O primeiro dos três gols do camisa 11 atleticano sobre o tricolor gaúcho foi badalado como sendo o de número 2.000 do Atlético no Campeonato Brasileiro, considerando-se a competição a partir de 1971.

Mas ela começou em 1959, com a Taça Brasil, segundo a Confederação Brasileira de Futebol (CBF), que unificou os títulos nacionais em dezembro de 2010. E aí é que entra a relação com aquele gol de Keno que abriu o caminho para o 45º título atleticano no Campeonato Mineiro.

Isso porque se for seguida a lógica de considerar o primeiro gol de Keno contra o Grêmio como o 2.000 em Brasileirões, e não o de número 2.121 – foram 31 na Taça Brasil (1959, 1963, 1964 e 1967), e 90 na Taça de Prata (1967 a 1970) ¬–, as vitórias sobre o Tombense, há um mês, não garantiram ao Atlético o 45º título do Estadual, mas sim o 26º.

Lógica

A explicação é muito simples. Entre 1915 e 1957, é considerado campeão mineiro o clube que venceu o Campeonato da Cidade de Belo Horizonte, que além de clubes da capital contava ainda com equipes de cidades próximas, como Nova Lima, Sabará, Lagoa Santa, Sete Lagoas, Barão de Cocais.

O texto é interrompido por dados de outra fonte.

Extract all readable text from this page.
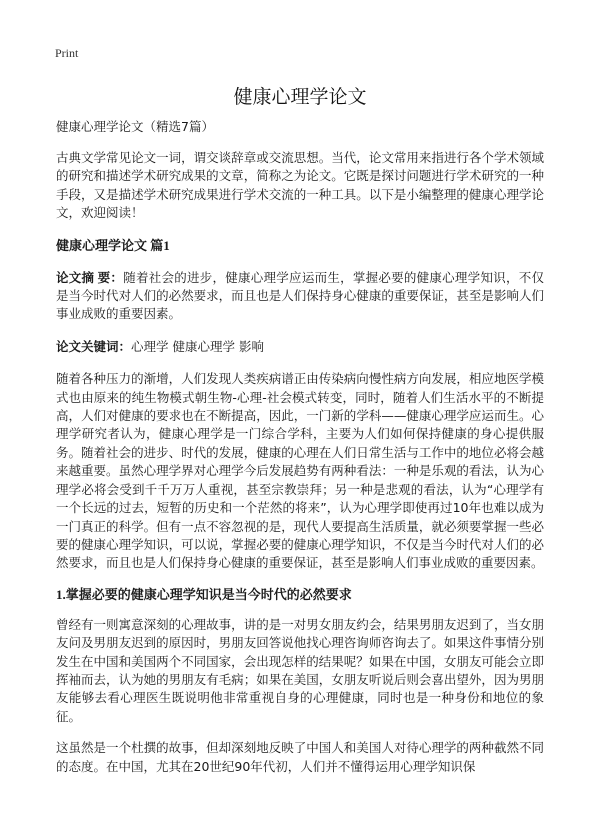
Print
健康心理学论文
健康心理学论文（精选7篇）

古典文学常见论文一词，谓交谈辞章或交流思想。当代，论文常用来指进行各个学术领域的研究和描述学术研究成果的文章，简称之为论文。它既是探讨问题进行学术研究的一种手段，又是描述学术研究成果进行学术交流的一种工具。以下是小编整理的健康心理学论文，欢迎阅读！

健康心理学论文 篇1

论文摘 要：随着社会的进步，健康心理学应运而生，掌握必要的健康心理学知识，不仅是当今时代对人们的必然要求，而且也是人们保持身心健康的重要保证，甚至是影响人们事业成败的重要因素。

论文关键词：心理学 健康心理学 影响

随着各种压力的渐增，人们发现人类疾病谱正由传染病向慢性病方向发展，相应地医学模式也由原来的纯生物模式朝生物-心理-社会模式转变，同时，随着人们生活水平的不断提高，人们对健康的要求也在不断提高，因此，一门新的学科——健康心理学应运而生。心理学研究者认为，健康心理学是一门综合学科，主要为人们如何保持健康的身心提供服务。随着社会的进步、时代的发展，健康的心理在人们日常生活与工作中的地位必将会越来越重要。虽然心理学界对心理学今后发展趋势有两种看法：一种是乐观的看法，认为心理学必将会受到千千万万人重视，甚至宗教崇拜；另一种是悲观的看法，认为“心理学有一个长远的过去，短暂的历史和一个茫然的将来”，认为心理学即使再过10年也难以成为一门真正的科学。但有一点不容忽视的是，现代人要提高生活质量，就必须要掌握一些必要的健康心理学知识，可以说，掌握必要的健康心理学知识，不仅是当今时代对人们的必然要求，而且也是人们保持身心健康的重要保证，甚至是影响人们事业成败的重要因素。

1.掌握必要的健康心理学知识是当今时代的必然要求

曾经有一则寓意深刻的心理故事，讲的是一对男女朋友约会，结果男朋友迟到了，当女朋友问及男朋友迟到的原因时，男朋友回答说他找心理咨询师咨询去了。如果这件事情分别发生在中国和美国两个不同国家，会出现怎样的结果呢？如果在中国，女朋友可能会立即挥袖而去，认为她的男朋友有毛病；如果在美国，女朋友听说后则会喜出望外，因为男朋友能够去看心理医生既说明他非常重视自身的心理健康，同时也是一种身份和地位的象征。

这虽然是一个杜撰的故事，但却深刻地反映了中国人和美国人对待心理学的两种截然不同的态度。在中国，尤其在20世纪90年代初，人们并不懂得运用心理学知识保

Esses torneios existiam em outras regiões do Estado. Em 1933, ano do início do Profissionalismo em Minas Gerais, aconteceu a união dos Campeonatos da Cidade de Belo Horizonte e Juiz de Fora, numa competição que contou, além do Villa Nova, que foi o campeão, com América, Atlético, Palestra Itália, Retiro (Nova Lima) e Siderúrgica (Sabará), com Tupi, que foi vice, Tupynambás e Sport, esses três últimos da Zona da Mata. Na temporada seguinte, as duas competições se separaram.

Os Campeonatos da Cidade eram tão tradicionais, que o regulamento de 1933 previa, além do campeão geral, o de cada torneio regional, considerando-se apenas os resultados nos jogos contra os clubes da sua cidade ou região.

Assim, o Tupi foi o campeão de Juiz de Fora de 1933, e o Villa Nova de Belo Horizonte. Inclusive, a Federação Mineira de Futebol (FMF) comete um erro em não considerar um título a mais para o Leão do Bonfim na lista dos vencedores do Estadual, pois ele ganhou também o Campeonato da Cidade de 1933, que a entidade considera como o Campeonato Mineiro.

Em 1958, de fato, é disputado o primeiro Campeonato Mineiro, com a participação de equipes de outras regiões como o Guarani, de Divinópolis, Curvelo e Uberaba, com este número aumentando nas temporadas seguintes.

Por ser o mais tradicional e ter mantido regularidade, o Campeonato da Cidade de Belo Horizonte, que teve a primeira edição em 1915 vencida pelo Atlético, é considerado pela FMF como o Campeonato Mineiro.

A lógica da FMF de pegar a principal e mais regular competição de clubes do Estado e considerá-la como o Campeonato Mineiro, é a mesma da CBF de dar ao principal torneio nacional a partir de 1959 o caráter de Campeonato Brasileiro.

Assim, oficialmente, Keno ajudou o Atlético a vencer seu 45º título do Campeonato Mineiro e fez história diante do Grêmio não pelo gol 2.000, mas pelo segundo hat-trick seguido, algo inédito na história do Galo no Brasileirão, e isso, considerando-se desde 1959.